Test Driven Development
“The classical TDD style is to use real objects if possible and a double if it’s awkward to use the real thing. So a classical TDDer would use a real warehouse and a double for the mail service. The kind of double doesn’t really matter that much.
A mockist TDD practitioner, however, will always use a mock for any object with interesting behavior. In this case for both the warehouse and the mail service.
”An important offshoot of the mockist style is that of Behavior Driven Development (BDD). BDD was originally developed by my colleague Dan North as a technique to better help people learn Test Driven Development by focusing on how TDD operates as a design technique. This led to renaming tests as behaviors to better explore where TDD helps with thinking about what an object needs to do. BDD takes a mockist approach, but it expands on this, both with its naming styles, and with its desire to integrate analysis within its technique. I won’t go into this more here, as the only relevance to this article is that **BDD is another variation on TDD that tends **to use mockist testing. I’ll leave it to you to follow the link for more information.”
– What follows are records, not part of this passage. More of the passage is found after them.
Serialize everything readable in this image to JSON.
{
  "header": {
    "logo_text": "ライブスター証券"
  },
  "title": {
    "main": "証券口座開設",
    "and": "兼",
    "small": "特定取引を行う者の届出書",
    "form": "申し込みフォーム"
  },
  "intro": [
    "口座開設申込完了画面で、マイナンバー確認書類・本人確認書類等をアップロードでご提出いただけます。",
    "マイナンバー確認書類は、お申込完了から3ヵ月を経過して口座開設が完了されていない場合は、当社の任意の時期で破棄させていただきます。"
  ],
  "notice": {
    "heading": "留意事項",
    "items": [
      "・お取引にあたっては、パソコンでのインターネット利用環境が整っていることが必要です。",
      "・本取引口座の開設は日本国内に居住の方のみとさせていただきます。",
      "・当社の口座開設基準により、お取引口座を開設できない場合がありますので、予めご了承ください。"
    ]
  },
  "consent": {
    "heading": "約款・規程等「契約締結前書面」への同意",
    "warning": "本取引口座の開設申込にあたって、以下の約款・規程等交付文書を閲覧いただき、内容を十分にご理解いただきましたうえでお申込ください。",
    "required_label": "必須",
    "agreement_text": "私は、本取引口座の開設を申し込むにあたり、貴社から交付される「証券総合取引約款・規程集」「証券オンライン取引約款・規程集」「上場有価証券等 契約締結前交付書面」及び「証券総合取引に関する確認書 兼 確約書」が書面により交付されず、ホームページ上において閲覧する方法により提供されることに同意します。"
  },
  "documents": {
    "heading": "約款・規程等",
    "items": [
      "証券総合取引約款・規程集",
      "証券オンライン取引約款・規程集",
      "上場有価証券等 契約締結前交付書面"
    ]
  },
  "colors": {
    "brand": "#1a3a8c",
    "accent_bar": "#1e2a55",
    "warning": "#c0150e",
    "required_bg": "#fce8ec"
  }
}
“Occasionally you do run into things that are really hard to use state verification on, even if they aren’t awkward collaborations. A great example of this is a cache. The whole point of a cache is that you can’t tell from its state whether the cache hit or missed - this is a case where behavior verification would be the wise choice for even a hard core classical TDDer. I’m sure there are other exceptions in both directions.”
“It’s at this point that I should stress that whichever style of test you use, you must combine it with coarser grained acceptance tests that operate across the system as a whole. I’ve often come across projects which were late in using acceptance tests and regretted it.”
“TDD’s origins were a desire to get strong automatic regression testing that supported evolutionary design. Along the way its practitioners discovered that writing tests first made a significant improvement to the design process.”
“As I’ve learned from Test Driven Development itself, it’s often hard to judge a technique without trying it seriously.”